All of this goodness did nothing but pour an ocean of gasoline on the already exploding Civil War in the Dem-O-Jerk party.

The Moderates are blaming the Socialists, the Socialists are screaming at the Moderates.

These hysterical nitwits make the Hatfields and McCoys look like soul mates.

No more Kumbaya lipstick on this pig, NOSIREEBOB!  It’s all out war.  Well, OK…for these Wussie Libs?  Maybe a really pissy pillow-fight.

The first shot across the bow was during a House Democrat post-election conference call, when Virginia Rep. Abigail Spanberger…quite the feisty broad…yelled, “We lost races we shouldn’t have lost…defund the police almost cost me my race…don’t say Socialism ever again.  We need to get back to basics!”

Spanberger also warned that if Democrats kept up this Far Left Lunacy…”We will get f*cking torn apart” in 2022.

Quite the potty mouth.  My kind of chick.

These election results were a complete and unequivocal repudiation of ALL of this nauseating Far Left Bullshit.  

This is STILL a Center-Right country.  Yeah, still.  Period.  Full stop.  End of story.

Oh, before I forget…A quick little shout-out to Cryin’ Chuckie Schumer, who inexplicably stood in the streets of NYC after the Joe Biden Media Brown-Nosers WAY prematurely called the race for Sleepy Joe, and wailed…”NOW WE TAKE GEORGIA, THEN WE CHANGE AMERICA!”

Two things Chuckie…First, we ain’t changing shit.  Second, thanks for giving us a campaign ad that we can run in The Peach State on a 24/7 loop.  Appreciate that.

What a Schmuck.

Don’t let us down Georgia.  The survival of the Republic…and the Constitution…depend on it.

No pressure.

3 thoughts on “The Devil Went Down To Georgia

  1. Tom B

    The future of the Republican Party is bright, but only if you can let go of the false narratives and move forward. We have lots of potential leadership in the GOP and it will rise to the top in the next 2 years, but only if you can let go of the false narratives and move forward. In 2022, the GOP will reclaim the House and strengthen the Senate, but only if you can let go of the false narratives and move forward.
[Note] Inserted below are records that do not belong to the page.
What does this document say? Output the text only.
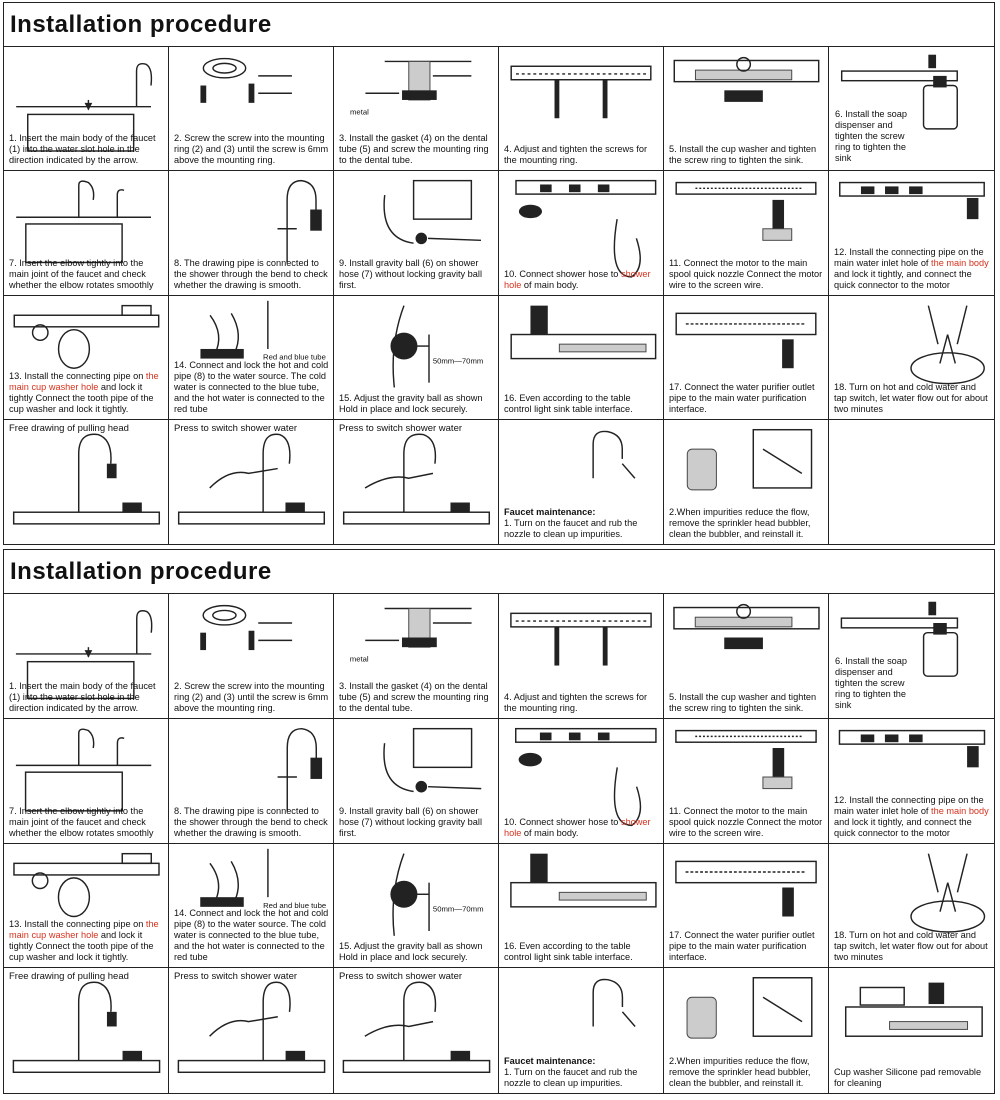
Installation procedure
1. Insert the main body of the faucet (1) into the water slot hole in the direction indicated by the arrow.
2. Screw the screw into the mounting ring (2) and (3) until the screw is 6mm above the mounting ring.
metal
3. Install the gasket (4) on the dental tube (5) and screw the mounting ring to the dental tube.
4. Adjust and tighten the screws for the mounting ring.
5. Install the cup washer and tighten the screw ring to tighten the sink.
6. Install the soap dispenser and tighten the screw ring to tighten the sink
7. Insert the elbow tightly into the main joint of the faucet and check whether the elbow rotates smoothly
8. The drawing pipe is connected to the shower through the bend to check whether the drawing is smooth.
9. Install gravity ball (6) on shower hose (7) without locking gravity ball first.
10. Connect shower hose to shower hole of main body.
11. Connect the motor to the main spool quick nozzle Connect the motor wire to the screen wire.
12. Install the connecting pipe on the main water inlet hole of the main body and lock it tightly, and connect the quick connector to the motor
13. Install the connecting pipe on the main cup washer hole and lock it tightly Connect the tooth pipe of the cup washer and lock it tightly.
Red and blue tube
14. Connect and lock the hot and cold pipe (8) to the water source. The cold water is connected to the blue tube, and the hot water is connected to the red tube
50mm—70mm
15. Adjust the gravity ball as shown Hold in place and lock securely.
16. Even according to the table control light sink table interface.
17. Connect the water purifier outlet pipe to the main water purification interface.
18. Turn on hot and cold water and tap switch, let water flow out for about two minutes
Free drawing of pulling head	Press to switch shower water	Press to switch shower water
Faucet maintenance:
1. Turn on the faucet and rub the nozzle to clean up impurities.
2.When impurities reduce the flow, remove the sprinkler head bubbler, clean the bubbler, and reinstall it.
Installation procedure
1. Insert the main body of the faucet (1) into the water slot hole in the direction indicated by the arrow.
2. Screw the screw into the mounting ring (2) and (3) until the screw is 6mm above the mounting ring.
metal
3. Install the gasket (4) on the dental tube (5) and screw the mounting ring to the dental tube.
4. Adjust and tighten the screws for the mounting ring.
5. Install the cup washer and tighten the screw ring to tighten the sink.
6. Install the soap dispenser and tighten the screw ring to tighten the sink
7. Insert the elbow tightly into the main joint of the faucet and check whether the elbow rotates smoothly
8. The drawing pipe is connected to the shower through the bend to check whether the drawing is smooth.
9. Install gravity ball (6) on shower hose (7) without locking gravity ball first.
10. Connect shower hose to shower hole of main body.
11. Connect the motor to the main spool quick nozzle Connect the motor wire to the screen wire.
12. Install the connecting pipe on the main water inlet hole of the main body and lock it tightly, and connect the quick connector to the motor
13. Install the connecting pipe on the main cup washer hole and lock it tightly Connect the tooth pipe of the cup washer and lock it tightly.
Red and blue tube
14. Connect and lock the hot and cold pipe (8) to the water source. The cold water is connected to the blue tube, and the hot water is connected to the red tube
50mm—70mm
15. Adjust the gravity ball as shown Hold in place and lock securely.
16. Even according to the table control light sink table interface.
17. Connect the water purifier outlet pipe to the main water purification interface.
18. Turn on hot and cold water and tap switch, let water flow out for about two minutes
Free drawing of pulling head	Press to switch shower water	Press to switch shower water
Faucet maintenance:
1. Turn on the faucet and rub the nozzle to clean up impurities.
2.When impurities reduce the flow, remove the sprinkler head bubbler, clean the bubbler, and reinstall it.
Cup washer Silicone pad removable for cleaning
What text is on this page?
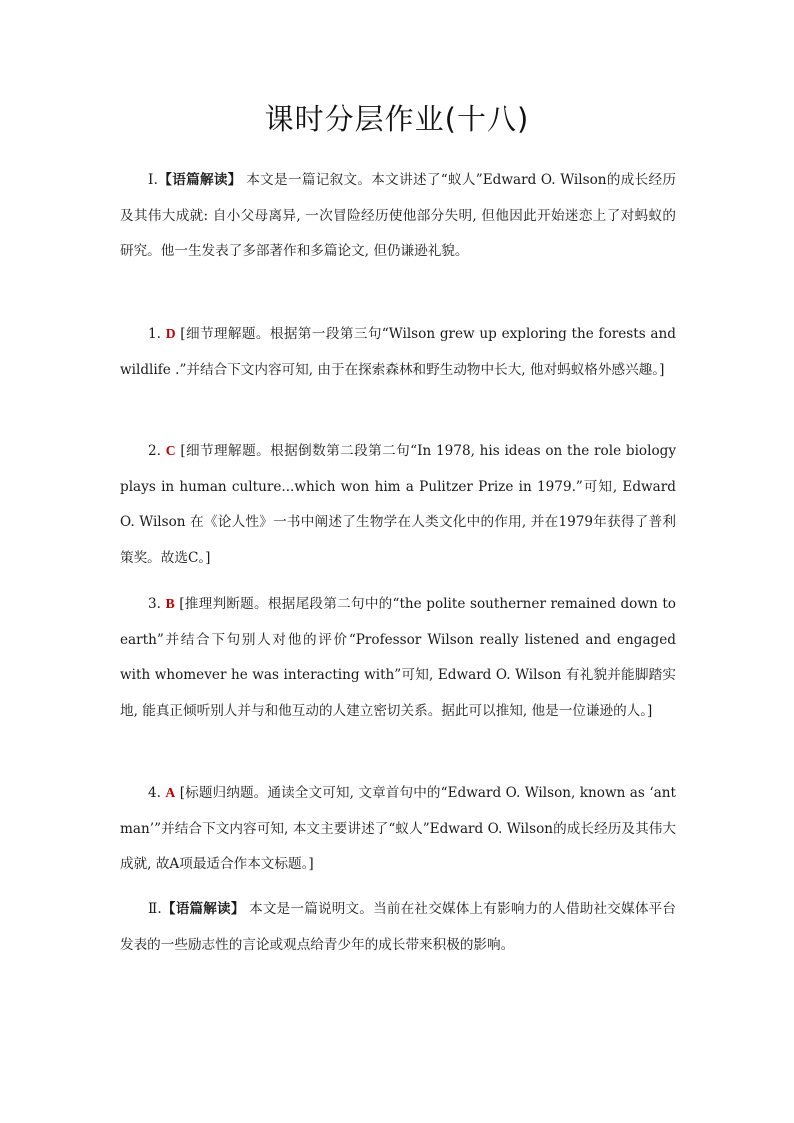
课时分层作业(十八)
Ⅰ.【语篇解读】 本文是一篇记叙文。本文讲述了“蚁人”Edward O. Wilson的成长经历及其伟大成就: 自小父母离异, 一次冒险经历使他部分失明, 但他因此开始迷恋上了对蚂蚁的研究。他一生发表了多部著作和多篇论文, 但仍谦逊礼貌。
1. D [细节理解题。根据第一段第三句“Wilson grew up exploring the forests and wildlife .”并结合下文内容可知, 由于在探索森林和野生动物中长大, 他对蚂蚁格外感兴趣。]
2. C [细节理解题。根据倒数第二段第二句“In 1978, his ideas on the role biology plays in human culture...which won him a Pulitzer Prize in 1979.”可知, Edward O. Wilson 在《论人性》一书中阐述了生物学在人类文化中的作用, 并在1979年获得了普利策奖。故选C。]
3. B [推理判断题。根据尾段第二句中的“the polite southerner remained down to earth”并结合下句别人对他的评价“Professor Wilson really listened and engaged with whomever he was interacting with”可知, Edward O. Wilson 有礼貌并能脚踏实地, 能真正倾听别人并与和他互动的人建立密切关系。据此可以推知, 他是一位谦逊的人。]
4. A [标题归纳题。通读全文可知, 文章首句中的“Edward O. Wilson, known as ‘ant man’”并结合下文内容可知, 本文主要讲述了“蚁人”Edward O. Wilson的成长经历及其伟大成就, 故A项最适合作本文标题。]
Ⅱ.【语篇解读】 本文是一篇说明文。当前在社交媒体上有影响力的人借助社交媒体平台发表的一些励志性的言论或观点给青少年的成长带来积极的影响。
In 2024, the GOP will again win the Presidency, but only if you can let go of the false narratives and move forward.

    The future is always best when you learn from the past and move forward. Holding on and looking backwards is a loser’s game. On January 21st, I look forward to the future.

    Reply
    1. llroot53

      You keep writing “let go of the false narratives and move forward” – but you never explain WHAT you believe the false narratives are. Please, do tell?